L’action dictée par la pensée ne peut jamais libérée. Elle ne peut jamais apporter une
solution à nos misères car si la pensée vient d’abord, l’action n’en est qu’une imitation. Elle
n’est que la répétition du passé. Il me vient une idée que je désire réaliser. Comment faire ?
Me voici en train de spéculer et m’énerver sur la façon dont j’aimerais réaliser l’idée.
Alors comment faire pour qu’il y ait une action pure qui ne soit pas une projection avec
le désir d’un résultat ? L’action en vue d’un résultat est la volonté. La vie est alors un devenir
quelque chose qui est un effort, une lutte constante, une douleur. « Le désir de » à son opposé
qui est « la peur de ». Nous ne pouvons vivre une chose sans connaître son contraire.
L’action est spontanée quand elle ne résulte pas d’une idée, lorsqu’une pensée ne la
contrôle pas. C’est une action indépendante. L’idée, la pensée ne s’arrête que lorsqu’il y a
l’Amour. L’Amour n’est pas expérience, n’a pas de mémoire. Il ne pense pas ; quand il entre
en action, alors il est action. Et il n’entre en existence que lorsque l’esprit est totalement
silencieux.
Alors, est-il possible de vivre en abandonnant toutes sortes de sécurité, toute forme de
justifications, nous demande Kishnamurti ? Quand nous essayons de travailler ensemble dans
un but commun, il ne peut y avoir de coopération que si nous ne désirons être rien du tout.
Intellectuellement on coopère mais émotionnellement, on est en conflit car chacun attend un
résultat qui lui donne satisfaction : dominer, être cité avant l’autre, gagner beaucoup d’argent,
etc. Mais si nous créons sans mettre de barrière qui nous abusent, même si elles nous donnent
une certaine vitalité, alors il s’établira une certaine coopération. Chacun a sa méthode pour
atteindre un but commun. Mais l’on se querelle pour faire triompher des théories et le
problème importe peu.
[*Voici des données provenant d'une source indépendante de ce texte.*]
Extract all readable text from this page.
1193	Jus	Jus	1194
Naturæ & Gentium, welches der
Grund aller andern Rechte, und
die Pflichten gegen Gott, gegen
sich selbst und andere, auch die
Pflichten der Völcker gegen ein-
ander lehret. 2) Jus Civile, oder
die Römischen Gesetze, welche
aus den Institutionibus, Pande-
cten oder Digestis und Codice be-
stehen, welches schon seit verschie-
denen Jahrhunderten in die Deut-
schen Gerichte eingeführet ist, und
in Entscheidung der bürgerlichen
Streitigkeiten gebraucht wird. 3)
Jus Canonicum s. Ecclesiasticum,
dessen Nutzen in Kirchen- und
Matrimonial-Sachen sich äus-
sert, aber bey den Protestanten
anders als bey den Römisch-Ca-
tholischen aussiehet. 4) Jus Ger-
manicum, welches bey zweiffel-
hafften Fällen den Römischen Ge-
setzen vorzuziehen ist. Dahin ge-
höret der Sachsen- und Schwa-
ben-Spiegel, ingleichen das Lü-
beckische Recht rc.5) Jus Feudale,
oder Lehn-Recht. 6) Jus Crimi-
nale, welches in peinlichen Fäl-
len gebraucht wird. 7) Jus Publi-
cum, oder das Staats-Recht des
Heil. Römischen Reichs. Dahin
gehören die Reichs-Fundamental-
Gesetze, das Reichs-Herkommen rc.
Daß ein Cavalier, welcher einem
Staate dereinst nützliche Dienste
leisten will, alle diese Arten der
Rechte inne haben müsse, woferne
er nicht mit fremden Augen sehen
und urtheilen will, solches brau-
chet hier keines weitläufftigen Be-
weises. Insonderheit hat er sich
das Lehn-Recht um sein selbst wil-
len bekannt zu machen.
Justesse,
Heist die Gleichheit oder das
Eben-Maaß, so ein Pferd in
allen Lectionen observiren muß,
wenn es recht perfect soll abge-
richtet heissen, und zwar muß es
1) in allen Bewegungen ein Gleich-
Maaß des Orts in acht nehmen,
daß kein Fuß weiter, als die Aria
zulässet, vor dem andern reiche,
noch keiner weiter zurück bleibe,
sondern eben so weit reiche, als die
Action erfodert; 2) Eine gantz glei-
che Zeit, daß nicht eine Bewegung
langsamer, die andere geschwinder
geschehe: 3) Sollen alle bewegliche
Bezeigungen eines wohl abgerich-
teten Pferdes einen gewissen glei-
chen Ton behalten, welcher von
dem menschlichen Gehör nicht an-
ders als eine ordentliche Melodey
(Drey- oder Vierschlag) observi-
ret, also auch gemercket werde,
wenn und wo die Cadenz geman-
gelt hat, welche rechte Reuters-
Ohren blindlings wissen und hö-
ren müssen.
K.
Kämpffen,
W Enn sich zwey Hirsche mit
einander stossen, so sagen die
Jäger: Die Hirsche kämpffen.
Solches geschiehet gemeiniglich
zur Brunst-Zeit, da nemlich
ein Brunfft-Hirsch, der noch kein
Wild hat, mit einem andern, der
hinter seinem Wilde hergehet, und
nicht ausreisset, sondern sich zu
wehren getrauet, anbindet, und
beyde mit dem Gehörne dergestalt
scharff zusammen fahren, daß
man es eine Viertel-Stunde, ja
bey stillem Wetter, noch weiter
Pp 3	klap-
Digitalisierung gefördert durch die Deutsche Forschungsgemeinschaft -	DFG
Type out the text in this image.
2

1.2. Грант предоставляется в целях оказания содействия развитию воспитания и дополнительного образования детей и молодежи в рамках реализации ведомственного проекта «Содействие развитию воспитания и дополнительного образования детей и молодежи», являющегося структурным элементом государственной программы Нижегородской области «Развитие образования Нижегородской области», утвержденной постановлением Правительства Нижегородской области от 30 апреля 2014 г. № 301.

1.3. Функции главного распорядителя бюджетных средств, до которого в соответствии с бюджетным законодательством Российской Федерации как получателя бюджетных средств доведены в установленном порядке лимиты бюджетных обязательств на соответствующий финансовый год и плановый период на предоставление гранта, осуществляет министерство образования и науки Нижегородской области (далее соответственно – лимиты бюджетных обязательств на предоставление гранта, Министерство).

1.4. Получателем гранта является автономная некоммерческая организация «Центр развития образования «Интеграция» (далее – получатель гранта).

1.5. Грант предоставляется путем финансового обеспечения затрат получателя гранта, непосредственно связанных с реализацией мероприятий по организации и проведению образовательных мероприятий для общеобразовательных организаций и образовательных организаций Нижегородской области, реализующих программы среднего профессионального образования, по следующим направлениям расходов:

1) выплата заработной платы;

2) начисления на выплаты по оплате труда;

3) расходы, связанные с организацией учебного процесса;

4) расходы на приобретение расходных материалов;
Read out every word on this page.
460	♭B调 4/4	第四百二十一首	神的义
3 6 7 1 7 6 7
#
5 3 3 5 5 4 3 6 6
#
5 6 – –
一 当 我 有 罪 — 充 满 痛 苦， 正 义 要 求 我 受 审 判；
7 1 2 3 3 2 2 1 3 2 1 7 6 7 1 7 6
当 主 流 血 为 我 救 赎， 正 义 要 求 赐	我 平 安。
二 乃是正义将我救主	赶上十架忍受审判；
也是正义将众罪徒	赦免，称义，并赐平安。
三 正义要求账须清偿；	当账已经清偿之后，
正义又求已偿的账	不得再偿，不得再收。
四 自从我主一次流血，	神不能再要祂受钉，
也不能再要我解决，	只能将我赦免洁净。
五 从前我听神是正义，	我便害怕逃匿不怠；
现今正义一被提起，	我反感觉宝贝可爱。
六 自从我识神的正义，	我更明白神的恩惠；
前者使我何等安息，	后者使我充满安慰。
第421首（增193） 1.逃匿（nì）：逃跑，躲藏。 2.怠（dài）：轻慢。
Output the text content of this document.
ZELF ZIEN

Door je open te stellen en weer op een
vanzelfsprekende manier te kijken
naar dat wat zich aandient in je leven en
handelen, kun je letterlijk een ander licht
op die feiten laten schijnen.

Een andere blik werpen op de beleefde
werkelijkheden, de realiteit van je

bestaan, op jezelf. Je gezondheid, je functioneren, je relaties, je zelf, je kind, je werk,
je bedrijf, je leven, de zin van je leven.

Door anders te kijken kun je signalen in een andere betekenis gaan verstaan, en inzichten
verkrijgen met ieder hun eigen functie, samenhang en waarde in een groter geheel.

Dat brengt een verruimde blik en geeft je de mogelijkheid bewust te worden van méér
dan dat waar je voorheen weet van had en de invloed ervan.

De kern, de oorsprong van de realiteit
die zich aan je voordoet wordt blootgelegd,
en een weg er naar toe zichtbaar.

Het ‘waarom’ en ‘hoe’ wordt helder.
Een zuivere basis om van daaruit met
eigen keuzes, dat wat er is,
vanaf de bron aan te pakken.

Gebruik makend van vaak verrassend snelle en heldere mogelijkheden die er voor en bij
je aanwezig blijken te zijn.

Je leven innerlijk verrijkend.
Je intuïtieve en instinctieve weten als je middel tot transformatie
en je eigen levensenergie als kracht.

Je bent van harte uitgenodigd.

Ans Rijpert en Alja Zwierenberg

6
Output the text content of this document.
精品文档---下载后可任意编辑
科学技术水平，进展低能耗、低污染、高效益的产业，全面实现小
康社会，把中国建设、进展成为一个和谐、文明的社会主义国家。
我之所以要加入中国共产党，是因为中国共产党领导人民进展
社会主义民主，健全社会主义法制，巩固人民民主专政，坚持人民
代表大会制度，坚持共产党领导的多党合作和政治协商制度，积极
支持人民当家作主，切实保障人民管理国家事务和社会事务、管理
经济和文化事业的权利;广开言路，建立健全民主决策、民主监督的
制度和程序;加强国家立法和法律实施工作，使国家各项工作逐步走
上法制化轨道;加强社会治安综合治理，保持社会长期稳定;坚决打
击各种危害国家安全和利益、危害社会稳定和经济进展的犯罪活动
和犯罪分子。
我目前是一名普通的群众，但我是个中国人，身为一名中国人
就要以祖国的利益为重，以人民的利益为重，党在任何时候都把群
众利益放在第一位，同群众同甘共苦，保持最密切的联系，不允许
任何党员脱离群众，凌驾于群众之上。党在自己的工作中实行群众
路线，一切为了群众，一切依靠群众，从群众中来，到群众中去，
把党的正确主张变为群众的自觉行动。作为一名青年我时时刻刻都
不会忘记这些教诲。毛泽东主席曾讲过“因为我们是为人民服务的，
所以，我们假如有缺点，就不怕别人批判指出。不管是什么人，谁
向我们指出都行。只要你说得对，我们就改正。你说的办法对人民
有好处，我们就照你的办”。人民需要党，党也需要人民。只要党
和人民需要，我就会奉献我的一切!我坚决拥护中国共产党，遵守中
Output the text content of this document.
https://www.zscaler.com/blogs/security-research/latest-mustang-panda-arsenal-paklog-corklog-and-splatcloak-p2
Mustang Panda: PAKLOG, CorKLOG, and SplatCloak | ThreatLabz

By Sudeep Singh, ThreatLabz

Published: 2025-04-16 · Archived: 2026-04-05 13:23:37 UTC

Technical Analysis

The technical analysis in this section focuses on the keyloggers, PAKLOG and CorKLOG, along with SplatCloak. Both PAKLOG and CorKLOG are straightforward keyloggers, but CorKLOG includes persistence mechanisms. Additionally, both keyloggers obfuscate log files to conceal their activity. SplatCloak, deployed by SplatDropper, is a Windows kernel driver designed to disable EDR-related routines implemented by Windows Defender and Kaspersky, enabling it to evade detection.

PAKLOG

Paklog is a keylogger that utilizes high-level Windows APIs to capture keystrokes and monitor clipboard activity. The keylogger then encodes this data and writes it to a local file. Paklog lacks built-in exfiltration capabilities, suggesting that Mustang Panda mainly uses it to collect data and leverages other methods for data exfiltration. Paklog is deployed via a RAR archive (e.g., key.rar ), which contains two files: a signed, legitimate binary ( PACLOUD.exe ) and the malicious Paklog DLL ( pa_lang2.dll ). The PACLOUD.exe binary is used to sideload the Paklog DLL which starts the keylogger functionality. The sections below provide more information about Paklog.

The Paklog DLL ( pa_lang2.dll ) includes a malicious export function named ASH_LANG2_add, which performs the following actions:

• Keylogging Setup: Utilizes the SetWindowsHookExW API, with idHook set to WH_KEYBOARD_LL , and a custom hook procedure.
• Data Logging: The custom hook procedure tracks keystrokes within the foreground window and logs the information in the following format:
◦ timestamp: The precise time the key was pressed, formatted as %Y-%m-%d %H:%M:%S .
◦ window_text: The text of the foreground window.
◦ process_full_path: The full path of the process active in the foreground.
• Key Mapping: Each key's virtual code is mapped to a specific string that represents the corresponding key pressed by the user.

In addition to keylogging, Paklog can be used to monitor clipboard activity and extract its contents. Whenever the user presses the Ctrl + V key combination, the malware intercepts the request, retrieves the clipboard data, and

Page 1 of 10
Nos croyances et nos opinions nous séparent les uns des autres.
Mais comment pouvons-nous être conscient de nos fonctionnements ? Part-on à la
recherche d’une méthode ? Devons-nous nous soumettre à l’autorité d’une personne ou d’une
idéologie ? Si nous acceptons les conclusions passées, les théories, les expériences des autres,
de ceux qui ont vécu avant nous, nous allons les poursuivre d’une manière modifiée. C’est
une connaissance de seconde main. Protéger l’ancien, continuer l’ancien, n’est pas ce qu’il
faut faire.
Tout ceci détruit notre liberté intérieure, d’où découle notre état créateur. Cette
créativité est la seule réalité. En temps que manifestation, elle est le miroir exact de l’énergie
qui l’a conçue. Il n’y a aucune différence entre les deux. Elle ne peut être copiée par la
pensée. On ne peut l’attteindre par aucun système, aucune discipline, aucune philosophie. Cet
état naturel ne naît donc que par la connaissance de soi et cette compréhension n’est ni un
résultat ni un sommet. On n’a rien à attendre d’elle. Elle est la saveur, le parfum de la liberté,
sa floraison, juste la fin de la recherche.
Elle consiste à se voir d’instant en instant dans le miroir des rapports que l’on entretient
avec les autres personnes, idées ou objets, par nous-mêmes, avec notre seule compréhension
si petite soit-elle. C’est ce que Krishnamurti appelle la connaissance de soi : « Savoir avec
exactitude ce qui « est », le réel, l’actuel, sans l’interpréter, sans le condamner ou le justifier,
est le commencement de la sagesse »14.
Mais il est difficile de regarder son moi ; on a alors un tas de choses à faire, ou à
écouter, au moyen desquelles notre esprit s’épuise et devient insensible. Aors on veut se faire
aider car dans notre vie moderne, on a peu de temps à se consacrer. Des « guides » sont là
pour ça, thérapeutes, conférenciers, écrivains, conseillers. Mais de guide en guide, il faudra
bien un jour que j’enlève ma béquille et la dernière pour échapper à toute méthode et tout
thérapeute. Je n’en aurai plus besoin et j’aurai fait un grand nettoyage.
14 Krishnamurti, La première et dernière liberté, op. cit., p 24.